Patenting Blockchain: Mitigating the Patent Infringement War
Albany Law School, Albany Law Review, Forthcoming
31 Pages Posted: 9 May 2019 Last revised: 16 May 2019
Date Written: March 12, 2019
Abstract
The blockchain web platform, most famous for its use in support of Bitcoin, is a sophisticated and unique technology, which many believe is the next disruptive technology that will span across a vast range of industries. Scholars identified more than ten features of this technology that makes it, like no other: "open-ledger", encrypted, everlasting, accessible to all, enables peer to peer transactions, fast, global, trustworthy, decentralized, consensus mechanisms, and irreversible. By embracing all of these features, blockchain technology offers an alternative tool to traditional multi-player economic models for conducting transactions without the necessity of relying on third parties.
This article addresses the misperception of blockchain, perceiving it, similarly to the common understanding of the Internet, as an open platform, accessible to the public, with free entry and most important, in the public domain. Hardly anyone thought to consider protected intellectual property (IP) rights in regard to this technology, that was coined democratic. However, this concept, that there is only one public domain blockchain platform that serves all or that blockchain platforms are free from any IP rights is false. This article alleges, for the first time, that unlike the common perception, not only is blockchain technology patentable, but the U.S. Patent Office granted patents in blockchain platforms and keeps on examining inventions of new and different types of blockchain technologies.
This false assumptions may be based on misunderstanding the technology of different types of blockchain platforms or on the legend about the unknown figure, entity or artificial intelligence (AI) system, named Satoshi Nakamoto, who mysteriously created the technology and "donated" this platform technology, in 2009, without identifying him/her/itself, for the benefit of society.

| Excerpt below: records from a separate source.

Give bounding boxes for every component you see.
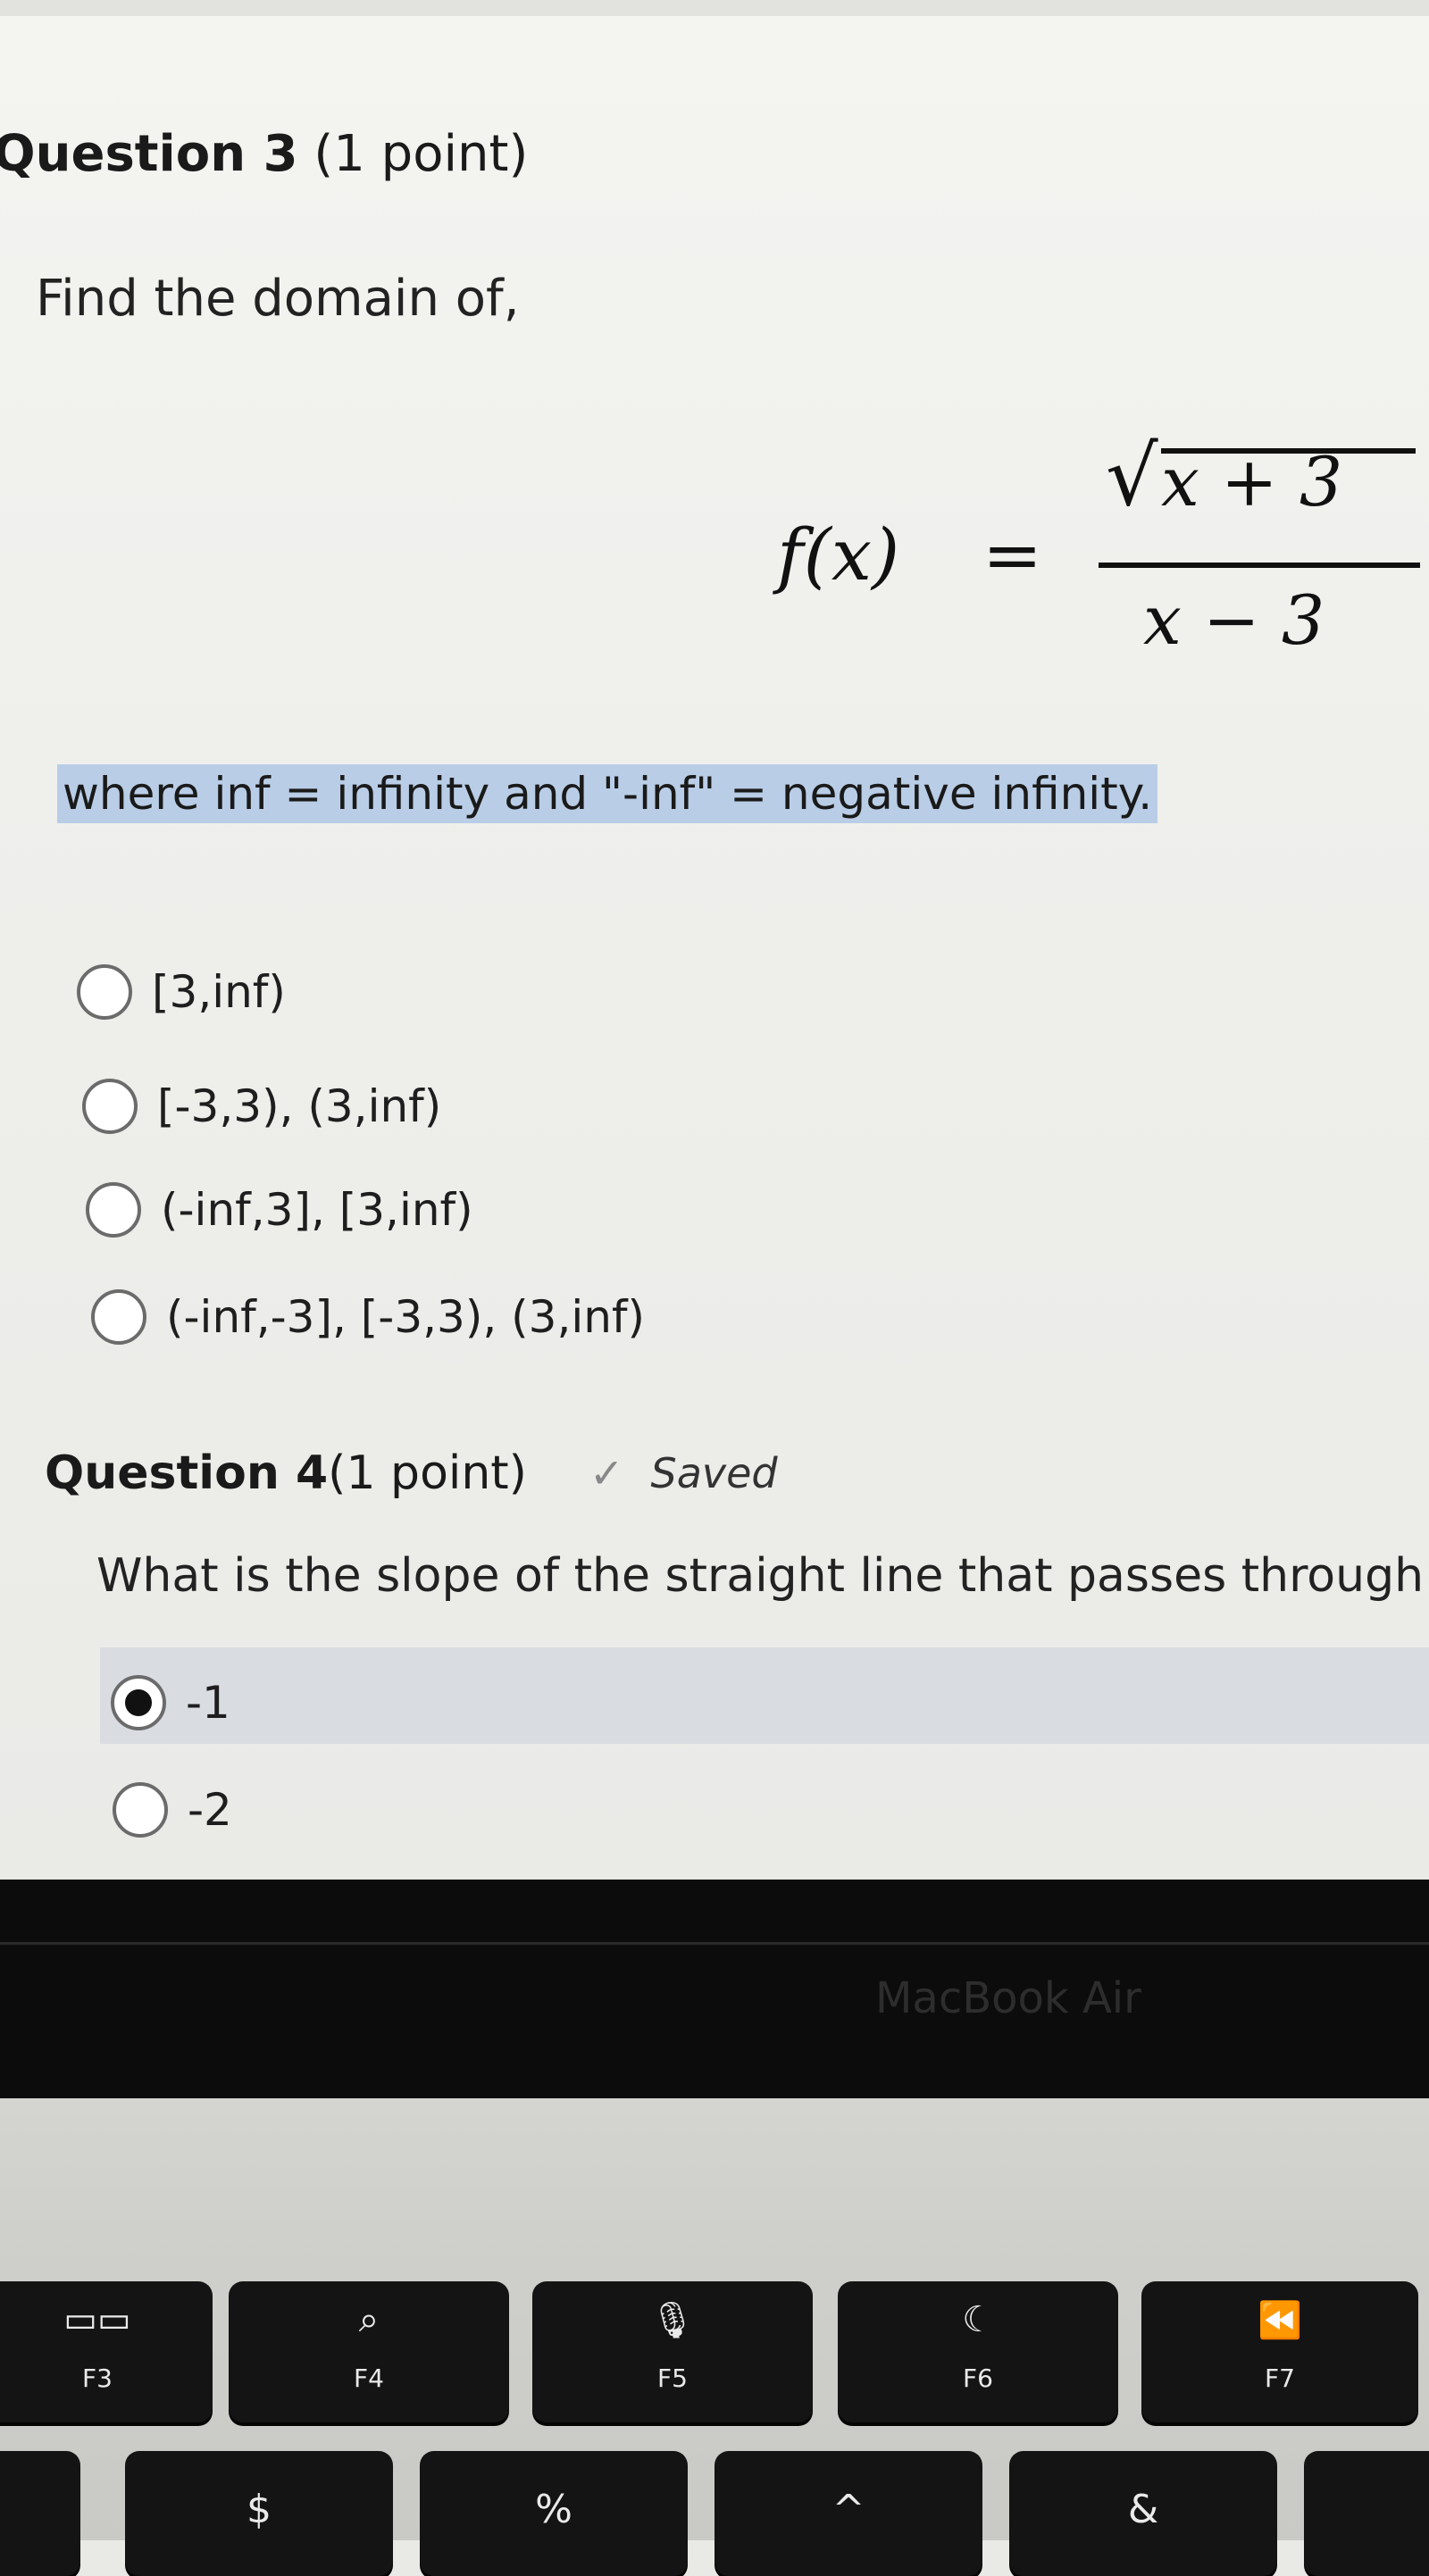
formula-lhs: f(x) <box>777 513 900 596</box>
answer-option[interactable]: (-inf,-3], [-3,3), (3,inf) <box>91 1289 645 1345</box>
radio-button[interactable] <box>91 1289 146 1345</box>
microphone-icon: 🎙 <box>649 2300 696 2341</box>
question-3-prompt: Find the domain of, <box>36 270 520 328</box>
formula-denominator: x − 3 <box>1143 580 1325 660</box>
rewind-icon: ⏪ <box>1258 2300 1302 2341</box>
option-label: (-inf,3], [3,inf) <box>161 1184 473 1236</box>
fraction-bar <box>1099 563 1420 568</box>
function-formula: f(x) = √ x + 3 x − 3 <box>777 429 1420 679</box>
key-f6: ☾ F6 <box>838 2281 1118 2422</box>
key-5: % <box>420 2451 688 2576</box>
key-f3: ▭▭ F3 <box>0 2281 213 2422</box>
question-3-title: Question 3 (1 point) <box>0 125 529 183</box>
checkmark-icon: ✓ <box>589 1449 624 1497</box>
browser-content: Question 3 (1 point) Find the domain of,… <box>0 0 1429 1880</box>
answer-option[interactable]: (-inf,3], [3,inf) <box>86 1182 473 1238</box>
brand-label: MacBook Air <box>875 1973 1141 2023</box>
formula-equals: = <box>982 513 1043 596</box>
option-label: [3,inf) <box>152 966 286 1018</box>
infinity-note: where inf = infinity and "-inf" = negati… <box>57 764 1158 823</box>
key-6: ^ <box>714 2451 982 2576</box>
key-4: $ <box>125 2451 393 2576</box>
key-f4: ⌕ F4 <box>229 2281 509 2422</box>
mission-control-icon: ▭▭ <box>63 2299 131 2340</box>
radio-button[interactable] <box>113 1782 168 1838</box>
radio-button[interactable] <box>82 1079 138 1134</box>
key-f5: 🎙 F5 <box>532 2281 813 2422</box>
question-4-title: Question 4 (1 point) ✓ Saved <box>45 1446 778 1500</box>
radio-button-checked[interactable] <box>111 1675 166 1730</box>
search-icon: ⌕ <box>358 2299 380 2340</box>
key-number-row <box>0 2451 80 2576</box>
top-edge <box>0 0 1429 16</box>
key-7: & <box>1009 2451 1277 2576</box>
saved-status: Saved <box>650 1449 778 1497</box>
radio-button[interactable] <box>77 964 132 1020</box>
answer-option[interactable]: -2 <box>113 1782 232 1838</box>
answer-option[interactable]: [3,inf) <box>77 964 286 1020</box>
option-label: [-3,3), (3,inf) <box>157 1080 442 1132</box>
answer-option-selected[interactable]: -1 <box>111 1675 230 1730</box>
option-label: -2 <box>188 1784 232 1836</box>
key-8 <box>1304 2451 1429 2576</box>
option-label: -1 <box>186 1677 230 1729</box>
radio-button[interactable] <box>86 1182 141 1238</box>
option-label: (-inf,-3], [-3,3), (3,inf) <box>166 1291 646 1343</box>
laptop-bezel <box>0 1880 1429 2098</box>
formula-numerator: x + 3 <box>1161 442 1343 521</box>
answer-option[interactable]: [-3,3), (3,inf) <box>82 1079 441 1134</box>
selected-option-highlight <box>100 1647 1429 1744</box>
key-f7: ⏪ F7 <box>1141 2281 1418 2422</box>
moon-icon: ☾ <box>962 2299 994 2340</box>
sqrt-icon: √ <box>1106 429 1158 524</box>
question-4-prompt: What is the slope of the straight line t… <box>96 1549 1425 1603</box>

Additionally, this paper innovatively takes a step further and investigates, the implications of patent law concerning blockchain technology, in order to unveil the emerging risks of patent infringements, which users are unaware of while "naively" using blockchain platforms. By understanding the peer-to-peer multi-player structure of these platforms, one can evaluate the threat the inevitable patent infringements may cause. This article further argues that this threat will become more crucial and weighty with the rising popularity of blockchain platforms. Finally, this research not only points out unexpected legal and economic risks, but also proposes a simple solution to mitigate this potential patent minefield.